Currency Detector Easy to Defeat

Anti-counterfeiting provisions in the latest version of Adobe Systems' flagship product have proven little more than a speed bump, but company representatives insist that including them was the right thing to do. Adobe acknowledged last week that its Photoshop CS digital editing package includes a "counterfeit deterrence system" designed to prevent users from accessing images […]

Anti-counterfeiting provisions in the latest version of Adobe Systems' flagship product have proven little more than a speed bump, but company representatives insist that including them was the right thing to do.

Adobe acknowledged last week that its Photoshop CS digital editing package includes a "counterfeit deterrence system" designed to prevent users from accessing images of currency.

When the counterfeit deterrence system detects an attempt to access a currency image, it aborts the operation, displays a warning message and directs the user to a website with information on international counterfeiting laws.

Almost as soon as word of Photoshop's new anti-counterfeiting provisions started to circulate, users began finding ways around the system.

Digital artist Kiera Wooley circumvented the restrictions simply by cutting and pasting a bank-note image from another graphics utility into Photoshop.

Advertising agency creative director Ann Shelbourne found she could save a bank-note image in an earlier version of Photoshop and open it without trouble in Photoshop CS.

Other Photoshop CS users said they had successfully imported bank-note images by invoking Photoshop from another Adobe product or by scanning an image in pieces and reassembling it in Photoshop.
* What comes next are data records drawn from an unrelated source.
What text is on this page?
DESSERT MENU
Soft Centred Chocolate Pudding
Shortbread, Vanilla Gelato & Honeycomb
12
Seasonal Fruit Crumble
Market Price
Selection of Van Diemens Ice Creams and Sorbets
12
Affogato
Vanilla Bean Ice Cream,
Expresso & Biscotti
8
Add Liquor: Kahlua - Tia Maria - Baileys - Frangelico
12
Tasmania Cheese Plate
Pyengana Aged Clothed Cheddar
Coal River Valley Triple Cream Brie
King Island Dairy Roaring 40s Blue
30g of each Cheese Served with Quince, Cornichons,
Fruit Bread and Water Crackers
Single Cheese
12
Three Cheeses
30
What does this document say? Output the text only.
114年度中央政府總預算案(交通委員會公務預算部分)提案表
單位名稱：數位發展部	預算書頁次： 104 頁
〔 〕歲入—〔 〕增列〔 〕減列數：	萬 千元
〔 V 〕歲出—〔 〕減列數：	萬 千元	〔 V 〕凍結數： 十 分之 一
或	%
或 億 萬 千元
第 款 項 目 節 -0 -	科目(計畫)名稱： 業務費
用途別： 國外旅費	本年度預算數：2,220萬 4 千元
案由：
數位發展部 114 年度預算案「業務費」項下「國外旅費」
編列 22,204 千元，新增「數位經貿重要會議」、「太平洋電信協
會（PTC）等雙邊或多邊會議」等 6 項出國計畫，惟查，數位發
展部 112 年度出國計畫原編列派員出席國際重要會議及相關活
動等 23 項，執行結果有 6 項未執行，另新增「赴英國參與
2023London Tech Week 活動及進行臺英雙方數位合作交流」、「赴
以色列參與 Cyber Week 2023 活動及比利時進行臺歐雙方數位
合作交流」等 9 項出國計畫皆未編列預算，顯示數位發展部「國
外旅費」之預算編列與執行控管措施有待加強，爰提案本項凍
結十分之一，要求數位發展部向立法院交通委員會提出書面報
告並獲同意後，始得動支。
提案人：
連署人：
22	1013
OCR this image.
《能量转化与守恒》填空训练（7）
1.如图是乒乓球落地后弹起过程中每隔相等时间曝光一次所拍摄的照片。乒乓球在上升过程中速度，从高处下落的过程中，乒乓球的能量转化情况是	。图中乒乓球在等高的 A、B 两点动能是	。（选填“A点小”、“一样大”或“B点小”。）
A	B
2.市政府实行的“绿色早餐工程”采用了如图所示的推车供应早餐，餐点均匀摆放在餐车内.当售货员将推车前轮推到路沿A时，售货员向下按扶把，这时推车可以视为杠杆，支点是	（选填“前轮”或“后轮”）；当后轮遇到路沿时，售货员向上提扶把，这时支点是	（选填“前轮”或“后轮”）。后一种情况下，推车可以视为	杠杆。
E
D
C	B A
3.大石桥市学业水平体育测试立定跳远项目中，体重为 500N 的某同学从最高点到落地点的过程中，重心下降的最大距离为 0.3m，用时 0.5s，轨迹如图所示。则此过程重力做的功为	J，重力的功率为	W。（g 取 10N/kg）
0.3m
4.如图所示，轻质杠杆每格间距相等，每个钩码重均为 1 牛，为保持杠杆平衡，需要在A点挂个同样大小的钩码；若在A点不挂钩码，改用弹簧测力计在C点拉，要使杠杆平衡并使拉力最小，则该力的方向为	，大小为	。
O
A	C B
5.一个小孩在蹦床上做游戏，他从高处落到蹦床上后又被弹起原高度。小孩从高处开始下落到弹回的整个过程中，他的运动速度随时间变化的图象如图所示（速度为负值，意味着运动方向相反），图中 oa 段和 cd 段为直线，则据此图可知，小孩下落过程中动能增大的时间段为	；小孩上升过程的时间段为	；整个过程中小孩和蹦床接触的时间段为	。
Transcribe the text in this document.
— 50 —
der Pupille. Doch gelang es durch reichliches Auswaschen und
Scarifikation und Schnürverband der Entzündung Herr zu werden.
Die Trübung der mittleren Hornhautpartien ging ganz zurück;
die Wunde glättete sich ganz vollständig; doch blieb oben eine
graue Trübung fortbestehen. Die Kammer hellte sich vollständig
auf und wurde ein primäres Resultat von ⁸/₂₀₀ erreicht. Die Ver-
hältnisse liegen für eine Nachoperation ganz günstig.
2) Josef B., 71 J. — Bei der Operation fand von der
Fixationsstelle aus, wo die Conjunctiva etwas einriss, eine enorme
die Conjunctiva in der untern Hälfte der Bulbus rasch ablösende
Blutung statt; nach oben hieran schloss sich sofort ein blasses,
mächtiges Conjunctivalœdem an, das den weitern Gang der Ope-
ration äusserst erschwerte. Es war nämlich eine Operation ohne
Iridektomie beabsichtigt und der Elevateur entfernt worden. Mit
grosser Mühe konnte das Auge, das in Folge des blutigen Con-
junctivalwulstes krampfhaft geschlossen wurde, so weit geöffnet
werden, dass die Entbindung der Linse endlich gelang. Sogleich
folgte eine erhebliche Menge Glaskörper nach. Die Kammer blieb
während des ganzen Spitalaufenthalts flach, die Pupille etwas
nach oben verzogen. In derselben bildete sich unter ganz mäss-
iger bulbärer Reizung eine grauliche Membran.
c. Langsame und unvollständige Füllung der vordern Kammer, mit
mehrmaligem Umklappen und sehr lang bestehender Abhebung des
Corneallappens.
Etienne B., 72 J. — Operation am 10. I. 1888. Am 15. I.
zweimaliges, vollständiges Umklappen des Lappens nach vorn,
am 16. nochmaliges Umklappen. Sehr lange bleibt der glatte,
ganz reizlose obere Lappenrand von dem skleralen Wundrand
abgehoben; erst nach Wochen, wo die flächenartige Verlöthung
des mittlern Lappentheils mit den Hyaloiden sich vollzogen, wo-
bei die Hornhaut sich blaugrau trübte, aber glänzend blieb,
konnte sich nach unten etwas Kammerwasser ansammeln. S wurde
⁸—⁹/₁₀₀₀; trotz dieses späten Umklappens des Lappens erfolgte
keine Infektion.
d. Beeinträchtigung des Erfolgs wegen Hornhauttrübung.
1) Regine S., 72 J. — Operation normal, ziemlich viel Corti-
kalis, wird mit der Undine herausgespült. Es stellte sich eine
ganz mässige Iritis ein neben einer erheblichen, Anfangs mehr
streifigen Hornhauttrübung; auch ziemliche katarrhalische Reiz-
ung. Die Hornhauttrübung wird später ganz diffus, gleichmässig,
The ease with which people seemed to be eluding the anti-counterfeiting software left some wondering why Adobe had included it in the first place.

With digital counterfeiting on the rise worldwide, partly due to software like Photoshop, Adobe voluntarily chose to work with international banks to help solve the problem, said Kevin Connor, Adobe's director of product management for professional digital imaging.

"As a market leader and a good corporate citizen, this just seems like the right thing to do," he said.

Connor said that Adobe was just one of a number of companies that had incorporated the same anti-counterfeiting software into their products. Users of Jasc Software's Paint Shop Pro 8 have reported that it, too, blocks images of currency, but Jasc representatives did not return calls for comment.

Over the past several years, high-quality color printers and photocopiers have made counterfeiting significantly easier and cheaper. Between 1995 and 2002, the proportion of counterfeit bills that were digitally created grew from 1 percent to 40 percent, according to the U.S. Bureau of Engraving and Printing.

Central banks are pushing for counterfeit protections in software as well as hardware. The anti-counterfeit software in Photoshop CS was developed by the Central Bank Counterfeit Deterrence Group, an organization established by the governors of the G-10 central banks to promote the use of anti-counterfeit devices in the computer industry.

Connor said that Adobe has been working with the central banks for several years, but that earlier generations of anti-counterfeit technology caused too many performance problems. The latest version of the software, he said, had solved those problems.

The inner workings of the counterfeit deterrence system are so secret that not even Adobe is privy to them. The Central Bank Counterfeit Deterrence Group provides the software as a black box without revealing its precise inner workings, Connor said.

"From Adobe's standpoint, all we're concerned about really is that it doesn't have a performance impact on customers, that it's stable and doesn't cause crashes and that it's not going to produce false positives -- that it's going to tell someone that a picture of someone's grandmother is a $20 bill," Connor said.

Connor admitted that there were ways to work around Photoshop's anti-counterfeit protections, and said there probably always would be.

"At this point it's probably not bulletproof protection," he said. "This is not something that is ever going to be an ironclad thing that prevents all usage. If we tried to make it ironclad, that's where we really would start disrupting people's work flows."

Adobe representatives acknowledged that the restrictions would inconvenience users who needed to work with images of currency and said that such users would need to contact the appropriate central bank to obtain images permissible under the laws of its country.

In that respect, Adobe is actually exceeding the requirements of U.S. law, which allows color reproductions of U.S. bank notes so long as the reproductions are smaller than 75 percent or larger than 150 percent of actual size. The reproduction must be one-sided, and all materials, including graphic files that were used to make the reproduction, must be destroyed afterward.

Obtaining digital images from the U.S. government is a considerable chore. Adobe recommends that graphic designers who want to work with U.S. currency visit the website of the U.S. Bureau of Engraving and Printing to obtain government-approved images. But while the site does provide a scattering of images of U.S. bank notes, they are low resolution and bear prominent red "SPECIMEN" labels, which reduce their usefulness even further.

Graphics professionals who need higher-resolution images or images without the word "specimen" printed across them need to request them in writing from the director of the bureau, said a bureau public affairs specialist.

The bureau usually answers requests in two weeks, she said.